Denise Spät Albino and Dr. Timothy Byron Smith, Counseling and Special Education
For the past several years, the psychology literature has investigated the possibility that mental health services are racially biased. Studies assessing treatment outcomes in multicultural settings have increased over the past few years, with now hundreds of articles comparing treatment outcomes of people of color and whites. Therefore, the purpose of this project was to conduct a meta-analytic examination of recent studies to inform the field of the results accumulating on ethnically sensitive interventions.

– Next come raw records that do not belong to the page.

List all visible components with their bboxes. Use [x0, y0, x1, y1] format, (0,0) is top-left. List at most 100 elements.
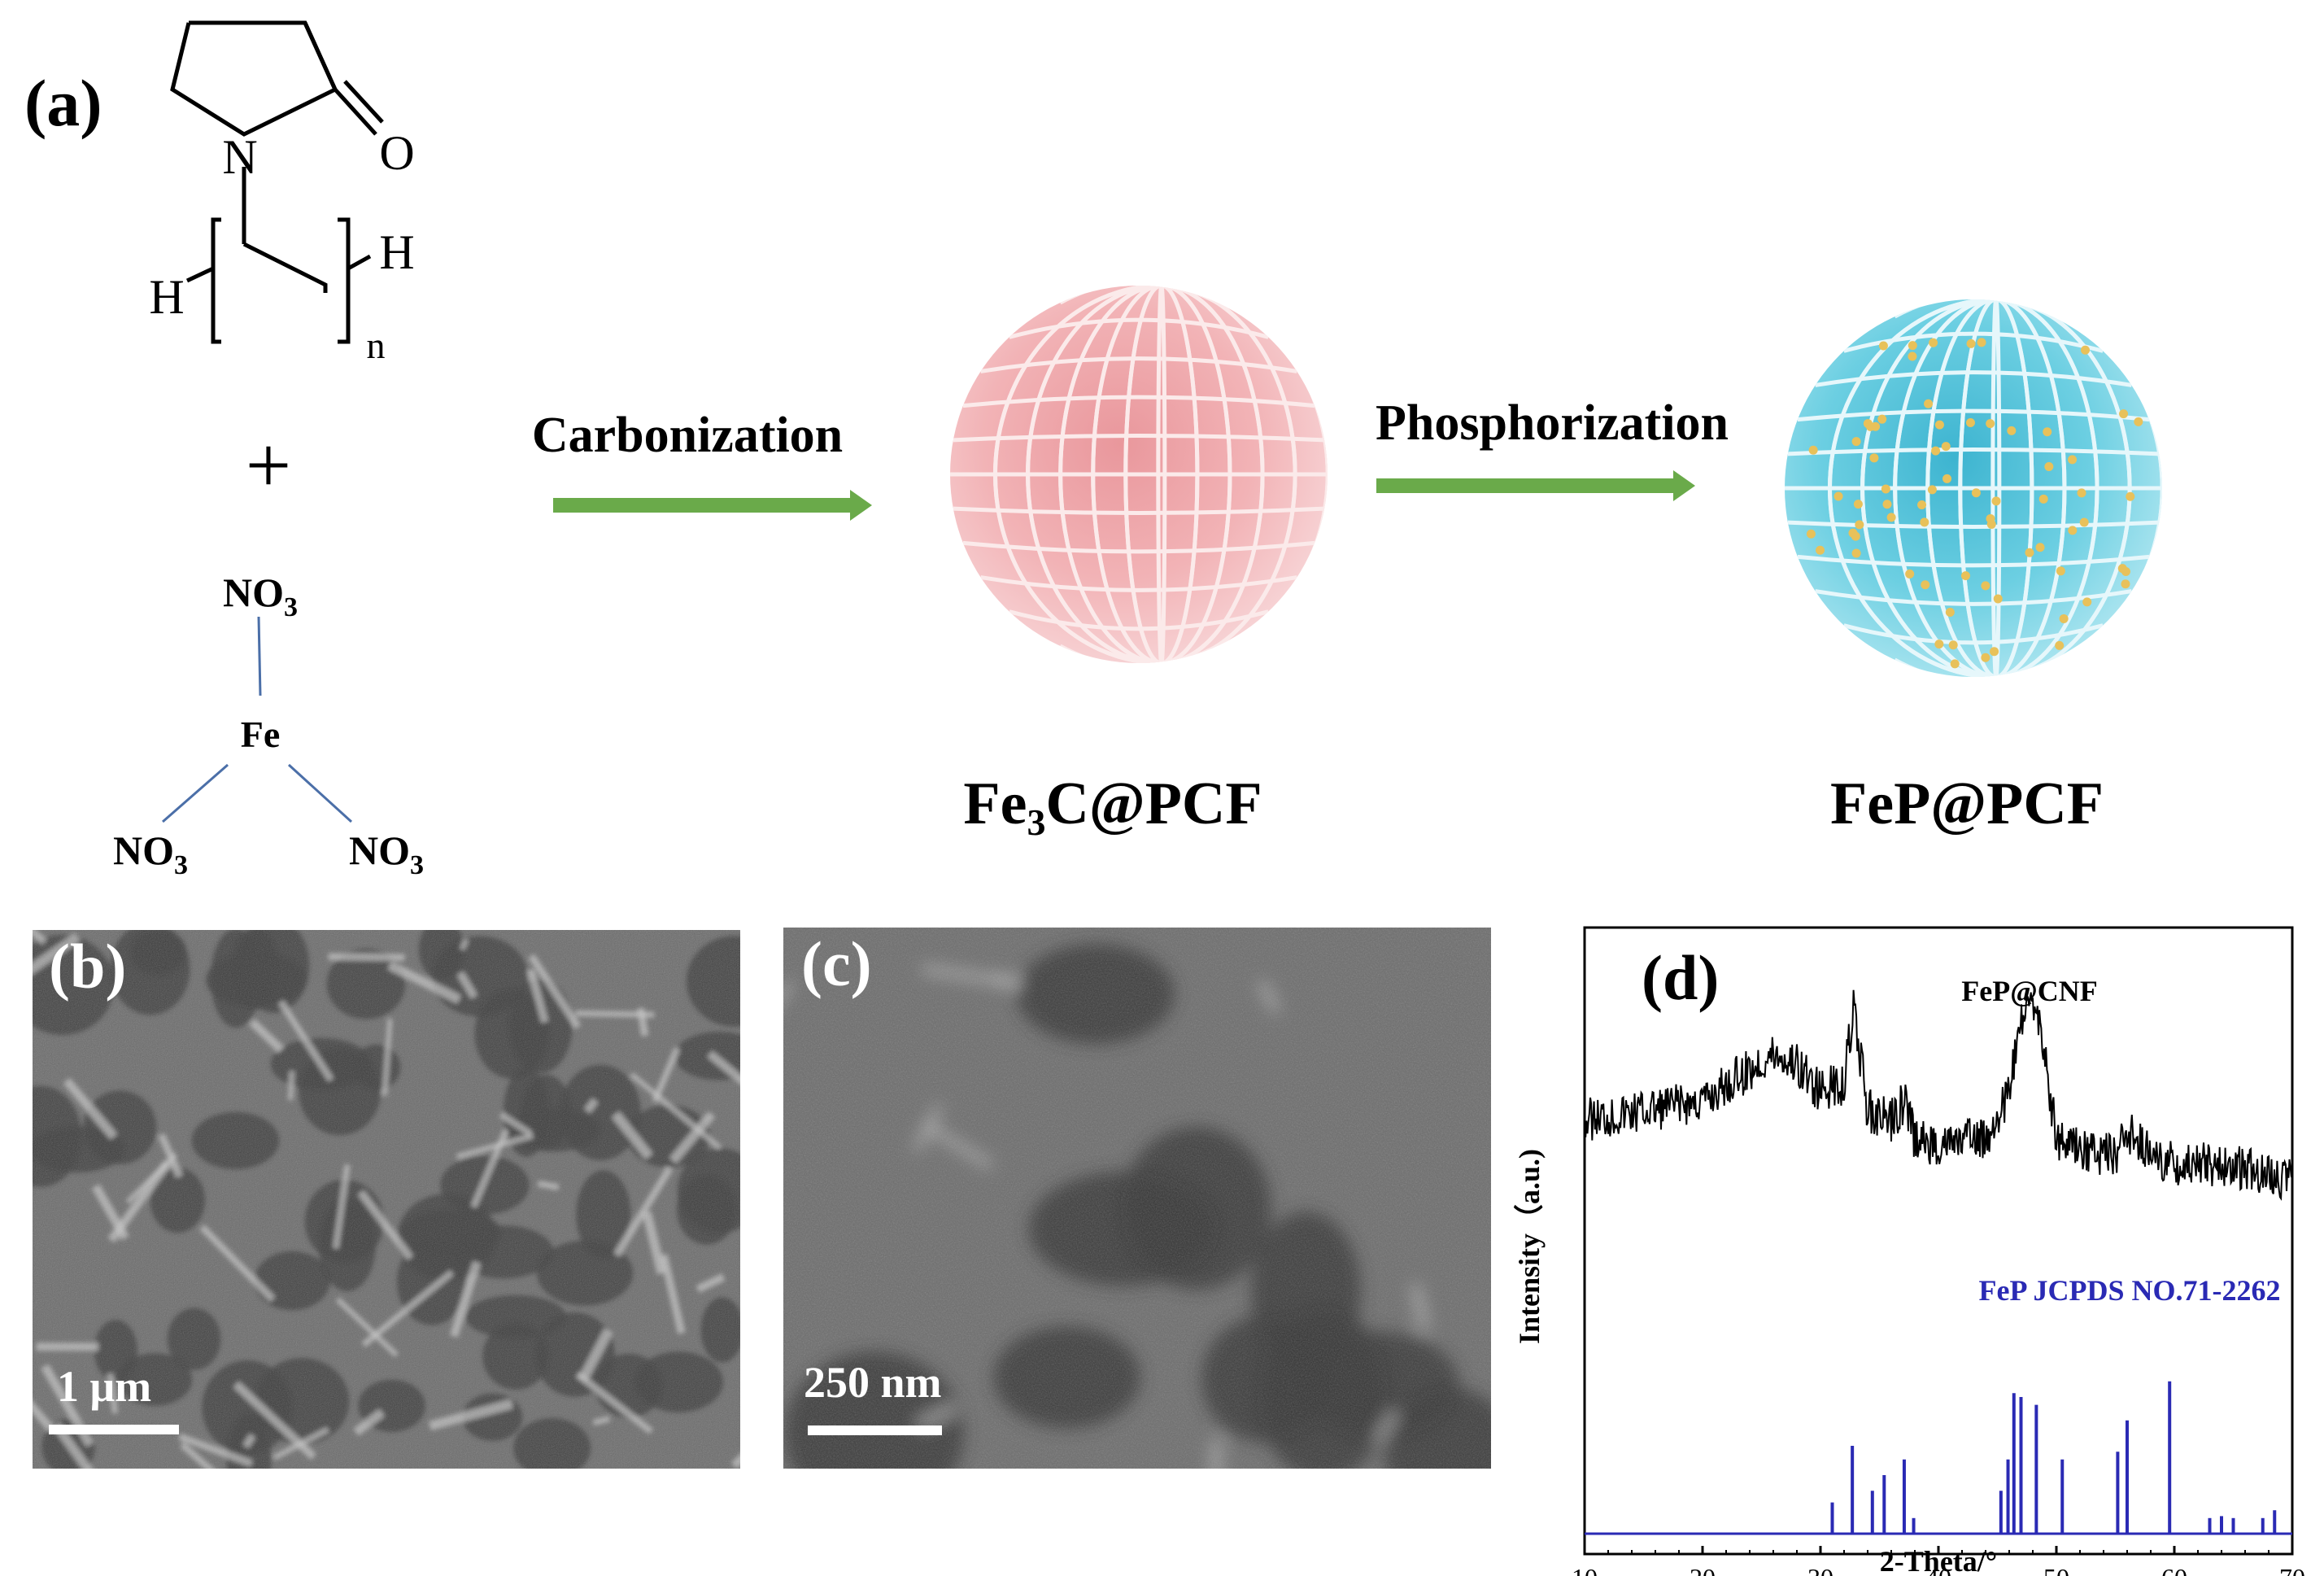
fep-pcf-sphere: [1785, 299, 2162, 677]
fep-particle: [1966, 338, 1976, 348]
sem-texture-c: [783, 928, 1491, 1469]
product1-label: Fe3C@PCF: [963, 771, 1262, 843]
fep-particle: [1816, 545, 1825, 555]
sem-texture-b: [33, 930, 740, 1469]
panel-a-scheme: N O H H n + Fe NO3 NO3 NO3 Carbonization…: [113, 20, 2162, 880]
xrd-xtick-label: 20: [1690, 1563, 1716, 1576]
fep-particle: [1945, 607, 1955, 617]
phosphorization-arrow: [1376, 470, 1695, 501]
fep-particle: [1942, 474, 1952, 483]
carbonization-label: Carbonization: [532, 408, 843, 463]
fep-particle: [2126, 491, 2135, 501]
fep-particle: [1886, 513, 1896, 522]
fep-particle: [1981, 581, 1990, 591]
fep-particle: [1927, 485, 1937, 495]
phosphorization-label: Phosphorization: [1376, 395, 1729, 451]
fep-particle: [1977, 338, 1986, 347]
fep-particle: [2035, 543, 2045, 552]
fep-particle: [2121, 579, 2130, 589]
fep-particle: [1881, 484, 1890, 494]
fep-particle: [1855, 520, 1864, 530]
fep-particle: [1851, 531, 1860, 541]
xrd-xtick-label: 10: [1572, 1563, 1598, 1576]
fep-particle: [1986, 513, 1995, 523]
fep-particle: [2119, 409, 2129, 419]
fep-particle: [1833, 491, 1843, 501]
fep-particle: [1917, 500, 1927, 509]
panel-d-label: (d): [1642, 942, 1719, 1013]
fep-particle: [1882, 500, 1892, 509]
xrd-xtick-label: 60: [2161, 1563, 2187, 1576]
fep-particle: [2055, 640, 2065, 650]
scale-bar-label-b: 1 μm: [57, 1362, 152, 1411]
fe-center: Fe: [241, 714, 281, 755]
xrd-xtick-label: 50: [2043, 1563, 2069, 1576]
fep-particle: [2082, 597, 2092, 607]
fe-bond-left: [162, 763, 229, 823]
ligand-left: NO3: [113, 827, 188, 880]
fe-bond-right: [287, 763, 353, 823]
fep-particle: [2068, 455, 2078, 465]
panel-c-label: (c): [801, 928, 872, 999]
fep-particle: [2068, 526, 2078, 535]
fep-particle: [1993, 594, 2003, 604]
fep-particle: [1851, 437, 1861, 447]
scale-bar-c: [808, 1425, 942, 1435]
xrd-xtick-label: 70: [2279, 1563, 2305, 1576]
fep-particle: [2056, 566, 2065, 576]
fep-particle: [2059, 613, 2069, 623]
fep-particle: [1924, 399, 1934, 408]
fep-particle: [1921, 580, 1930, 590]
fep-particle: [1981, 653, 1990, 662]
pvp-subscript-n: n: [367, 325, 386, 366]
fep-particle: [1948, 640, 1958, 650]
fep-particle: [1851, 548, 1861, 558]
ligand-top: NO3: [223, 570, 298, 622]
fep-particle: [1920, 517, 1929, 527]
pvp-atom-n: N: [222, 130, 257, 184]
fep-particle: [1934, 420, 1944, 430]
fep-particle: [2121, 567, 2130, 577]
fep-particle: [1806, 529, 1816, 539]
fep-particle: [1965, 417, 1975, 427]
fep-particle: [1931, 446, 1941, 456]
scale-bar-label-c: 250 nm: [804, 1358, 942, 1407]
fep-particle: [1960, 571, 1970, 581]
carbonization-arrow: [553, 490, 872, 521]
fep-particle: [2043, 427, 2052, 437]
sem-image-b: (b) 1 μm: [33, 930, 740, 1469]
panel-b-label: (b): [49, 931, 127, 1002]
fep-particle: [1808, 445, 1818, 455]
panel-a-label: (a): [24, 66, 102, 140]
xrd-ylabel: Intensity（a.u.): [1513, 1149, 1546, 1344]
fep-particle: [1929, 338, 1938, 347]
fep-particle: [2077, 488, 2086, 498]
xrd-series-sample: [1584, 989, 2293, 1201]
scale-bar-b: [49, 1425, 179, 1434]
xrd-chart: 10 20 30 40 50 60 70 (d) FeP@CNF FeP JCPDS NO.…: [1513, 926, 2305, 1576]
xrd-reference-label: FeP JCPDS NO.71-2262: [1979, 1274, 2281, 1307]
pvp-structure: [170, 20, 384, 344]
fep-particle: [1990, 647, 1999, 657]
fep-particle: [1877, 414, 1887, 424]
fep-particle: [2079, 517, 2089, 527]
pvp-h-right: H: [379, 225, 414, 279]
plus-sign: +: [246, 420, 291, 510]
pvp-atom-o: O: [379, 126, 414, 180]
pvp-h-left: H: [149, 270, 184, 324]
xrd-xtick-label: 40: [1925, 1563, 1951, 1576]
fe-bond-top: [257, 616, 262, 696]
fep-particle: [1934, 640, 1944, 649]
fep-particle: [1986, 419, 1995, 429]
xrd-sample-label: FeP@CNF: [1961, 975, 2097, 1007]
ligand-right: NO3: [349, 827, 424, 880]
fe3c-pcf-sphere: [950, 286, 1328, 663]
xrd-plot-frame: [1583, 926, 2294, 1556]
fep-particle: [1878, 341, 1888, 351]
fep-particle: [2081, 345, 2091, 355]
fep-particle: [1950, 659, 1960, 669]
fep-particle: [2044, 461, 2054, 471]
fep-particle: [1971, 488, 1981, 498]
fep-particle: [1853, 500, 1863, 509]
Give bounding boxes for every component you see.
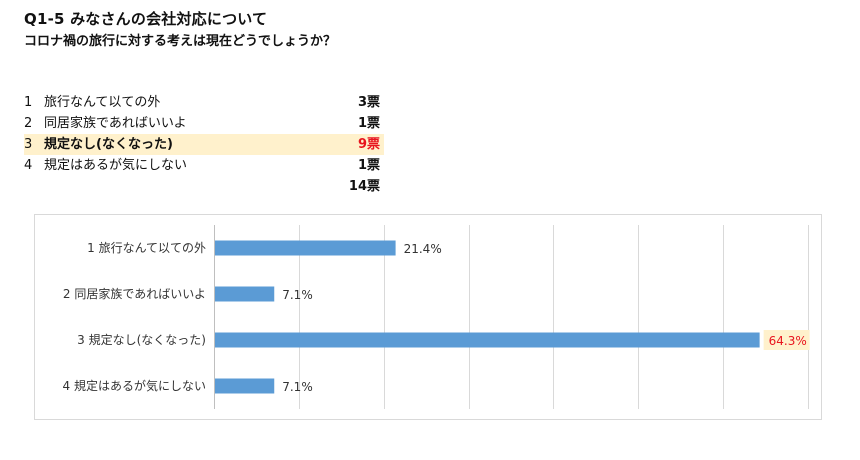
vote-count: 1票 bbox=[357, 116, 380, 131]
bar bbox=[215, 240, 396, 256]
category-label: 3 規定なし(なくなった) bbox=[77, 332, 206, 347]
vote-row-highlighted: 3 規定なし(なくなった) 9票 bbox=[24, 134, 384, 155]
bar-chart-svg: 1 旅行なんて以ての外 21.4% 2 同居家族であればいいよ 7.1% 3 規定なし(… bbox=[63, 225, 810, 409]
data-label: 64.3% bbox=[769, 334, 807, 348]
data-label: 7.1% bbox=[282, 380, 313, 394]
vote-label: 同居家族であればいいよ bbox=[44, 116, 187, 131]
question-subtitle: コロナ禍の旅行に対する考えは現在どうでしょうか？ bbox=[24, 34, 337, 49]
vote-total: 14票 bbox=[348, 179, 380, 194]
bar bbox=[215, 378, 275, 394]
category-label: 1 旅行なんて以ての外 bbox=[87, 241, 206, 255]
data-label-highlight-bg bbox=[763, 330, 810, 350]
page-title: Q1-5 みなさんの会社対応について bbox=[24, 10, 268, 28]
vote-number: 2 bbox=[24, 116, 33, 131]
vote-table: 1 旅行なんて以ての外 3票 2 同居家族であればいいよ 1票 3 規定なし(な… bbox=[24, 92, 384, 197]
vote-label: 規定なし(なくなった) bbox=[44, 137, 173, 152]
vote-total-row: 14票 bbox=[24, 176, 384, 197]
category-label: 2 同居家族であればいいよ bbox=[63, 286, 206, 301]
vote-number: 4 bbox=[24, 158, 33, 173]
vote-label: 旅行なんて以ての外 bbox=[44, 95, 161, 110]
data-label: 21.4% bbox=[404, 242, 442, 256]
vote-number: 1 bbox=[24, 95, 33, 110]
vote-label: 規定はあるが気にしない bbox=[44, 158, 188, 173]
vote-count: 1票 bbox=[357, 158, 380, 173]
vote-row: 1 旅行なんて以ての外 3票 bbox=[24, 92, 384, 113]
bar bbox=[215, 286, 275, 302]
vote-row: 2 同居家族であればいいよ 1票 bbox=[24, 113, 384, 134]
vote-number: 3 bbox=[24, 137, 33, 152]
bar bbox=[215, 332, 760, 348]
category-label: 4 規定はあるが気にしない bbox=[63, 378, 206, 393]
vote-count: 3票 bbox=[357, 95, 380, 110]
vote-row: 4 規定はあるが気にしない 1票 bbox=[24, 155, 384, 176]
data-label: 7.1% bbox=[282, 288, 313, 302]
vote-count: 9票 bbox=[357, 137, 380, 152]
bar-chart: 1 旅行なんて以ての外 21.4% 2 同居家族であればいいよ 7.1% 3 規定なし(… bbox=[34, 214, 822, 420]
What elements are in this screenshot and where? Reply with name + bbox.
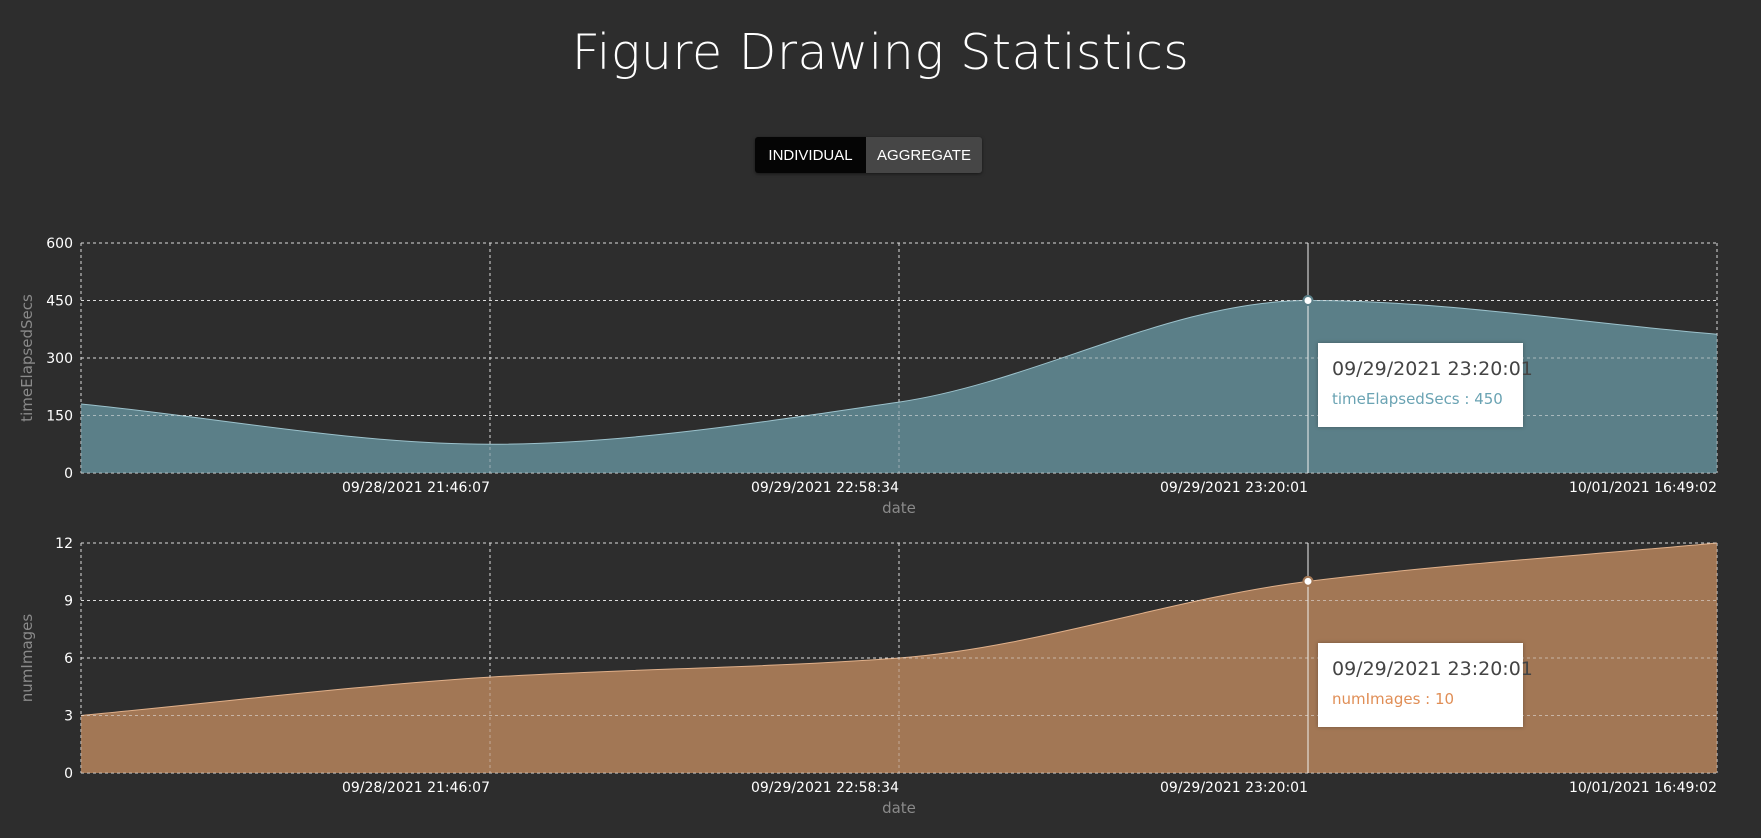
time-y-tick-label: 150 [46, 409, 73, 425]
view-toggle: INDIVIDUAL AGGREGATE [755, 137, 982, 173]
time-y-tick-label: 0 [64, 466, 73, 482]
images-x-tick-label: 09/29/2021 22:58:34 [751, 780, 899, 796]
images-y-tick-label: 12 [55, 536, 73, 552]
images-x-tick-label: 09/29/2021 23:20:01 [1160, 780, 1308, 796]
time-x-tick-label: 10/01/2021 16:49:02 [1569, 480, 1717, 496]
time-y-tick-label: 600 [46, 236, 73, 252]
images-x-axis-label: date [882, 799, 916, 817]
time-y-tick-label: 450 [46, 294, 73, 310]
time-x-tick-label: 09/29/2021 22:58:34 [751, 480, 899, 496]
time-tooltip-date: 09/29/2021 23:20:01 [1332, 358, 1533, 380]
time-y-tick-label: 300 [46, 351, 73, 367]
time-tooltip-value: timeElapsedSecs : 450 [1332, 390, 1503, 408]
time-x-tick-label: 09/28/2021 21:46:07 [342, 480, 490, 496]
individual-button[interactable]: INDIVIDUAL [755, 137, 866, 173]
images-x-tick-label: 10/01/2021 16:49:02 [1569, 780, 1717, 796]
images-tooltip-value: numImages : 10 [1332, 690, 1455, 708]
images-y-tick-label: 3 [64, 709, 73, 725]
time-line [80, 299, 1718, 445]
time-active-dot[interactable] [1302, 295, 1314, 306]
time-x-axis-label: date [882, 499, 916, 517]
images-x-tick-label: 09/28/2021 21:46:07 [342, 780, 490, 796]
images-y-tick-label: 0 [64, 766, 73, 782]
time-chart: 0 150 300 450 600 09/28/2021 21:46:07 09/29/20… [18, 236, 1718, 517]
images-tooltip-date: 09/29/2021 23:20:01 [1332, 658, 1533, 680]
images-y-tick-label: 6 [64, 651, 73, 667]
images-tooltip: 09/29/2021 23:20:01 numImages : 10 [1318, 643, 1533, 727]
page-title: Figure Drawing Statistics [571, 24, 1190, 81]
images-chart: 0 3 6 9 12 09/28/2021 21:46:07 09/29/2021 22:5… [18, 536, 1718, 817]
time-y-axis-label: timeElapsedSecs [18, 294, 36, 422]
aggregate-button[interactable]: AGGREGATE [866, 137, 982, 173]
images-active-dot[interactable] [1302, 575, 1314, 587]
images-y-axis-label: numImages [18, 614, 36, 703]
time-tooltip: 09/29/2021 23:20:01 timeElapsedSecs : 45… [1318, 343, 1533, 427]
time-x-tick-label: 09/29/2021 23:20:01 [1160, 480, 1308, 496]
images-y-tick-label: 9 [64, 594, 73, 610]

The first step of this project consisted of locating data to be examined. Thus, in order to identify published and unpublished articles investigating outcomes of multicultural counseling through 2004, complete searches of five CD-ROM databases were conducted: Medline(medicine), PsycInfo (psychology), Sociofile (sociology), CINAHL (nursing), and ERIC (education). Also, reference sections of retrieved studies were analyzed to identify additional studies, and three professionals who have published extensively in the field were consulted to identify unpublished papers and conference presentations.
After the studies were located, they were coded. Coding consisted of two students who transformed all information of a certain article to quantitative data. Variables such as therapists’ and clients’ gender, age, ethnicity, education, etc. were quantified, and an averaged effect size was computed for each article. Then, for purposes of inter-rater reliability, the article was re-coded by two other students, who performed exactly the same procedure as the first two students. After the second coding process was finished, a student from the first team got together with a student from the second team to verify the information coded the first couple of times. This verification process consisted of comparing the quantitative data from the first and second coding processes, and, at this time, discrepancies between these two sets of information were located. This third team was responsible for getting into a consensus in order to leave just one set of coded information for each article.
After finishing coding all the articles collected, an average across all the studies was obtained so that overall results could be looked at (i.e., overall, is there a significant bias in therapy towards people of color?). It was expected that an average extracted across all the studies would demonstrate that there is a significant difference in the treatment outcomes of people of color and white clients.
The study has not been entirely completed yet, but it is very close to be so. Only a few more articles need to be coded. Therefore, the results that have been obtained so far are basically the same as the results that will be obtained when everything is completed. Also, when the project is completed, an analysis will be performed with specific variables (e.g., social economic status, race, gender, age, etc.) to identify their individual impact on therapy outcomes (i.e., does the effect differ gender?). It is expected that the study will be entirely completed in March of 2004, and then it will be submitted for publishing.
So far, data from 108 studies have been coded. These studies include data from over 44,000 research participants (with an average of 439 participants per report). The overall results yielded an effect size of d = -.14, which was statistically significant (p < .001) but which was small in terms of magnitude. Effect sizes ranged from .96 to -2.11, with substantial variability across studies. (Some studies showed that therapists were negatively biased towards clients of color whereas other studies showed that clients of color actually received preferential treatment compared to European Americans.) Nevertheless, on average the literature demonstrated a very small negative bias against clients of color. Given that the mental health literature is replete with reports of negative racial bias among mental health interventions, the overall effect size was much smaller than had been predicted.
These results can be interpreted within the larger context of North American society. Although some racial bias still exists in society (and in mental health treatments, apparently), this bias is quite small and is likely decreasing even further over time. The publication of these results will inform the mental health profession of ways to potentially improve racial equity in access to mental health care and in the outcomes associated with that care when it is provided.
The largest problem that we had to deal with was coding all the necessary variables from the articles. Although we had to code several variables (e.g., gender, ethnicity, social-economic status, age, etc.) from both the clients and the therapists in each article, many authors did not report the information for all these variables. Most of the time, only part of the information we needed was reported by the author. Thus, at many times, we had to leave a blank for the coding of certain variables. Moreover, the verification part of the coding process was a difficult task because when the information from the first code did not match with the information from the second code, we had to get into a consensus and choose one of the pieces of information.